Little and often

This phrase has cropped up in a number of ways over the last week or two and it’s starting to sink in.

 

Just the right approach

As I’ve already demonstrated, life often gets in the way of spending time here at my desk learning more about development.

It feels like having to start again to be able to get back to spending hours at a time and that just makes it seem even harder to achieve.

On the other hand, the little and often approach makes more sense.

If I can only spend half an hour learning, then how many half hours can I squeeze in around my commitments?

It’s probably going to be easier to do that than it is to find a couple of hour long blocks throughout the week.

 

Breaking it down

What this does mean is adopting some kind of plan.

This is true for me at least, I love to plan things – it’s a great way to procrastinate and send yourself into analysis paralysis and the inevitable apathy that that can bring.

I’m joking, I’m not usually quite that bad.

But I do imagine projects and ideas that are just too damn big!

I remember reading about learning React, and that it made sense to think of things as components – even components within components.

That’s the way to think about practice projects – the little pieces that all go together to make the whole.

 

Making a start

Codecademy make the learning part quite easy – I can aim to spend half an hour on a lesson, and try to get each of the steps completed in that time.

Maybe I’ll run-over my time if I get the opportunity – maybe I’ll have to cut it short.

Codecademy at least will keep my progress and let me jump back in where I left off – even if that was midway through a lesson.

Cool. That makes me feel better, good even!

 

Planning my practice

This is the bit that I’m going to have to work on a bit harder.

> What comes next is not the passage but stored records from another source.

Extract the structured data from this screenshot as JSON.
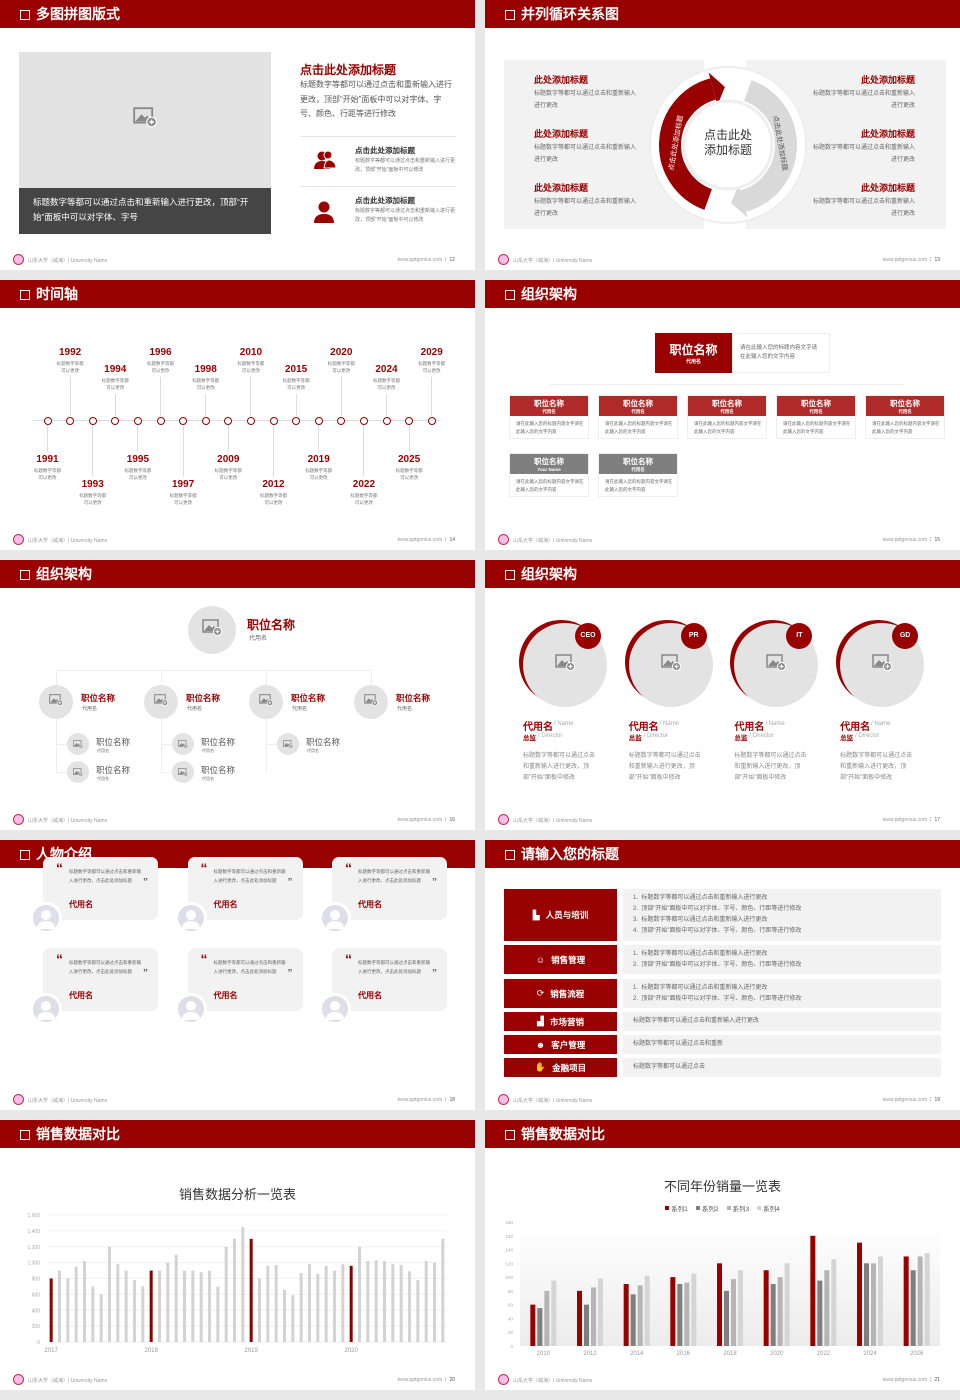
{
  "colors": {
    "brand_red": "#990000",
    "header_red": "#990000",
    "box_red": "#b02a2a",
    "gray_box": "#7f7f7f",
    "panel_gray": "#f2f2f2",
    "placeholder_gray": "#e3e2e2",
    "caption_dark": "#454545"
  },
  "footer": {
    "school": "山东大学（威海）| University Name",
    "site": "www.pptgenius.com",
    "separator": "|"
  },
  "multi_image": {
    "title": "多图拼图版式",
    "page": "12",
    "image_icon": "image-placeholder-icon",
    "caption": "标题数字等都可以通过点击和重新输入进行更改，顶部“开始”面板中可以对字体、字号",
    "heading": "点击此处添加标题",
    "paragraph": "标题数字等都可以通过点击和重新输入进行更改，顶部“开始”面板中可以对字体、字号、颜色、行距等进行修改",
    "items": [
      {
        "icon": "users-icon",
        "title": "点击此处添加标题",
        "text": "标题数字等都可以通过点击和重新输入进行更改，顶部“开始”面板中可以修改"
      },
      {
        "icon": "user-icon",
        "title": "点击此处添加标题",
        "text": "标题数字等都可以通过点击和重新输入进行更改，顶部“开始”面板中可以修改"
      }
    ]
  },
  "cycle": {
    "title": "并列循环关系图",
    "page": "13",
    "center": "点击此处添加标题",
    "arc_left": "点击此处添加标题",
    "arc_right": "点击此处添加标题",
    "left_items": [
      {
        "title": "此处添加标题",
        "text": "标题数字等都可以通过点击和重新输入进行更改"
      },
      {
        "title": "此处添加标题",
        "text": "标题数字等都可以通过点击和重新输入进行更改"
      },
      {
        "title": "此处添加标题",
        "text": "标题数字等都可以通过点击和重新输入进行更改"
      }
    ],
    "right_items": [
      {
        "title": "此处添加标题",
        "text": "标题数字等都可以通过点击和重新输入进行更改"
      },
      {
        "title": "此处添加标题",
        "text": "标题数字等都可以通过点击和重新输入进行更改"
      },
      {
        "title": "此处添加标题",
        "text": "标题数字等都可以通过点击和重新输入进行更改"
      }
    ]
  },
  "timeline": {
    "title": "时间轴",
    "page": "14",
    "events": [
      {
        "year": "1991",
        "text": "标题数字等都可以更改"
      },
      {
        "year": "1992",
        "text": "标题数字等都可以更改"
      },
      {
        "year": "1993",
        "text": "标题数字等都可以更改"
      },
      {
        "year": "1994",
        "text": "标题数字等都可以更改"
      },
      {
        "year": "1995",
        "text": "标题数字等都可以更改"
      },
      {
        "year": "1996",
        "text": "标题数字等都可以更改"
      },
      {
        "year": "1997",
        "text": "标题数字等都可以更改"
      },
      {
        "year": "1998",
        "text": "标题数字等都可以更改"
      },
      {
        "year": "2009",
        "text": "标题数字等都可以更改"
      },
      {
        "year": "2010",
        "text": "标题数字等都可以更改"
      },
      {
        "year": "2012",
        "text": "标题数字等都可以更改"
      },
      {
        "year": "2015",
        "text": "标题数字等都可以更改"
      },
      {
        "year": "2019",
        "text": "标题数字等都可以更改"
      },
      {
        "year": "2020",
        "text": "标题数字等都可以更改"
      },
      {
        "year": "2022",
        "text": "标题数字等都可以更改"
      },
      {
        "year": "2024",
        "text": "标题数字等都可以更改"
      },
      {
        "year": "2025",
        "text": "标题数字等都可以更改"
      },
      {
        "year": "2029",
        "text": "标题数字等都可以更改"
      }
    ]
  },
  "org_chart": {
    "title": "组织架构",
    "page": "15",
    "top": {
      "title": "职位名称",
      "sub": "代用名",
      "desc": "请在此输入您的标题内容文字请在此输入您的文字内容"
    },
    "row1": [
      {
        "title": "职位名称",
        "sub": "代用名",
        "desc": "请在此输入您的标题内容文字请在此输入您的文字内容"
      },
      {
        "title": "职位名称",
        "sub": "代用名",
        "desc": "请在此输入您的标题内容文字请在此输入您的文字内容"
      },
      {
        "title": "职位名称",
        "sub": "代用名",
        "desc": "请在此输入您的标题内容文字请在此输入您的文字内容"
      },
      {
        "title": "职位名称",
        "sub": "代用名",
        "desc": "请在此输入您的标题内容文字请在此输入您的文字内容"
      },
      {
        "title": "职位名称",
        "sub": "代用名",
        "desc": "请在此输入您的标题内容文字请在此输入您的文字内容"
      }
    ],
    "row2": [
      {
        "title": "职位名称",
        "sub": "Your Name",
        "desc": "请在此输入您的标题内容文字请在此输入您的文字内容"
      },
      {
        "title": "职位名称",
        "sub": "代用名",
        "desc": "请在此输入您的标题内容文字请在此输入您的文字内容"
      }
    ]
  },
  "org_tree": {
    "title": "组织架构",
    "page": "16",
    "top": {
      "title": "职位名称",
      "sub": "代用名"
    },
    "level2": [
      {
        "title": "职位名称",
        "sub": "代用名",
        "children": [
          {
            "title": "职位名称",
            "sub": "代用名"
          },
          {
            "title": "职位名称",
            "sub": "代用名"
          }
        ]
      },
      {
        "title": "职位名称",
        "sub": "代用名",
        "children": [
          {
            "title": "职位名称",
            "sub": "代用名"
          },
          {
            "title": "职位名称",
            "sub": "代用名"
          }
        ]
      },
      {
        "title": "职位名称",
        "sub": "代用名",
        "children": [
          {
            "title": "职位名称",
            "sub": "代用名"
          }
        ]
      },
      {
        "title": "职位名称",
        "sub": "代用名",
        "children": []
      }
    ]
  },
  "team": {
    "title": "组织架构",
    "page": "17",
    "members": [
      {
        "badge": "CEO",
        "name": "代用名",
        "name_en": "/ Name",
        "role": "总监",
        "role_en": "/ Director",
        "desc": "标题数字等都可以通过点击和重新输入进行更改，顶部“开始”面板中修改"
      },
      {
        "badge": "PR",
        "name": "代用名",
        "name_en": "/ Name",
        "role": "总监",
        "role_en": "/ Director",
        "desc": "标题数字等都可以通过点击和重新输入进行更改，顶部“开始”面板中修改"
      },
      {
        "badge": "IT",
        "name": "代用名",
        "name_en": "/ Name",
        "role": "总监",
        "role_en": "/ Director",
        "desc": "标题数字等都可以通过点击和重新输入进行更改，顶部“开始”面板中修改"
      },
      {
        "badge": "GD",
        "name": "代用名",
        "name_en": "/ Name",
        "role": "总监",
        "role_en": "/ Director",
        "desc": "标题数字等都可以通过点击和重新输入进行更改，顶部“开始”面板中修改"
      }
    ]
  },
  "testimonials": {
    "title": "人物介绍",
    "page": "18",
    "open_quote": "“",
    "close_quote": "”",
    "cards": [
      {
        "text": "标题数字等都可以通过点击和重新输入进行更改，点击此处添加标题",
        "name": "代用名"
      },
      {
        "text": "标题数字等都可以通过点击和重新输入进行更改，点击此处添加标题",
        "name": "代用名"
      },
      {
        "text": "标题数字等都可以通过点击和重新输入进行更改，点击此处添加标题",
        "name": "代用名"
      },
      {
        "text": "标题数字等都可以通过点击和重新输入进行更改，点击此处添加标题",
        "name": "代用名"
      },
      {
        "text": "标题数字等都可以通过点击和重新输入进行更改，点击此处添加标题",
        "name": "代用名"
      },
      {
        "text": "标题数字等都可以通过点击和重新输入进行更改，点击此处添加标题",
        "name": "代用名"
      }
    ]
  },
  "title_list": {
    "title": "请输入您的标题",
    "page": "19",
    "rows": [
      {
        "icon": "training-icon",
        "label": "人员与培训",
        "items": [
          "1.  标题数字等都可以通过点击和重新输入进行更改",
          "2.  顶部“开始”面板中可以对字体、字号、颜色、行距等进行修改",
          "3.  标题数字等都可以通过点击和重新输入进行更改",
          "4.  顶部“开始”面板中可以对字体、字号、颜色、行距等进行修改"
        ]
      },
      {
        "icon": "sales-management-icon",
        "label": "销售管理",
        "items": [
          "1.  标题数字等都可以通过点击和重新输入进行更改",
          "2.  顶部“开始”面板中可以对字体、字号、颜色、行距等进行修改"
        ]
      },
      {
        "icon": "cycle-icon",
        "label": "销售流程",
        "items": [
          "1.  标题数字等都可以通过点击和重新输入进行更改",
          "2.  顶部“开始”面板中可以对字体、字号、颜色、行距等进行修改"
        ]
      },
      {
        "icon": "bar-chart-icon",
        "label": "市场营销",
        "items": [
          "标题数字等都可以通过点击和重新输入进行更改"
        ]
      },
      {
        "icon": "customers-icon",
        "label": "客户管理",
        "items": [
          "标题数字等都可以通过点击和重新"
        ]
      },
      {
        "icon": "money-hand-icon",
        "label": "金融项目",
        "items": [
          "标题数字等都可以通过点击"
        ]
      }
    ]
  },
  "sales_chart_slide": {
    "title": "销售数据对比",
    "page": "20"
  },
  "yearly_chart_slide": {
    "title": "销售数据对比",
    "page": "21"
  },
  "chart_data": [
    {
      "type": "bar",
      "title": "销售数据分析一览表",
      "ylim": [
        0,
        1600
      ],
      "yticks": [
        "0",
        "200",
        "400",
        "600",
        "800",
        "1,000",
        "1,200",
        "1,400",
        "1,600"
      ],
      "x_tick_labels": [
        "2017",
        "2018",
        "2019",
        "2020"
      ],
      "highlight": "first bar of each year in red",
      "grid": true,
      "values": [
        800,
        900,
        800,
        950,
        1020,
        700,
        600,
        1200,
        980,
        900,
        780,
        700,
        900,
        900,
        1000,
        1100,
        900,
        900,
        880,
        900,
        700,
        1200,
        1300,
        1450,
        1300,
        800,
        960,
        970,
        660,
        590,
        870,
        980,
        860,
        960,
        900,
        980,
        960,
        1200,
        1020,
        1030,
        1020,
        980,
        970,
        890,
        780,
        1020,
        1000,
        1300
      ]
    },
    {
      "type": "bar",
      "title": "不同年份销量一览表",
      "ylim": [
        0,
        180
      ],
      "yticks": [
        "0",
        "20",
        "40",
        "60",
        "80",
        "100",
        "120",
        "140",
        "160",
        "180"
      ],
      "legend": "top",
      "categories": [
        "2010",
        "2012",
        "2014",
        "2016",
        "2018",
        "2020",
        "2022",
        "2024",
        "2026"
      ],
      "series": [
        {
          "name": "系列1",
          "color": "#990000",
          "values": [
            60,
            80,
            90,
            100,
            120,
            110,
            160,
            150,
            130
          ]
        },
        {
          "name": "系列2",
          "color": "#7f7f7f",
          "values": [
            55,
            60,
            75,
            90,
            80,
            90,
            95,
            120,
            110
          ]
        },
        {
          "name": "系列3",
          "color": "#b5b5b5",
          "values": [
            80,
            85,
            88,
            92,
            97,
            100,
            110,
            120,
            130
          ]
        },
        {
          "name": "系列4",
          "color": "#d5d5d5",
          "values": [
            95,
            98,
            102,
            105,
            110,
            120,
            126,
            130,
            135
          ]
        }
      ]
    }
  ]
}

An early half hour block is going to need to be spent picking an idea I’ve had and exploring it further.

Mapping out all my ideas in Miro, and then trying to work out how to componentise it all into bitesize pieces to work on.

I’ve got a couple of ideas noted down in Trello, they can be my starting point – but I’d also like to find a good way to organise the work.

 

The search for tooling

At work, for another week or so until I leave, we use Jira.

Although I’m not doing any development tasks, all my research & design work is logged there and Jira lets me create the right structure around things to stay organised.

I really f*cking hate Jira!

So I need to explore other options.

GitLab was useful in the past, even Azure DevOps was a nicer tool to use, but I also want to stay within the Github ecosystem (gotta fill up that activity panel!) so I shall be exploring Github Issues & Projects to see how they can meet my needs.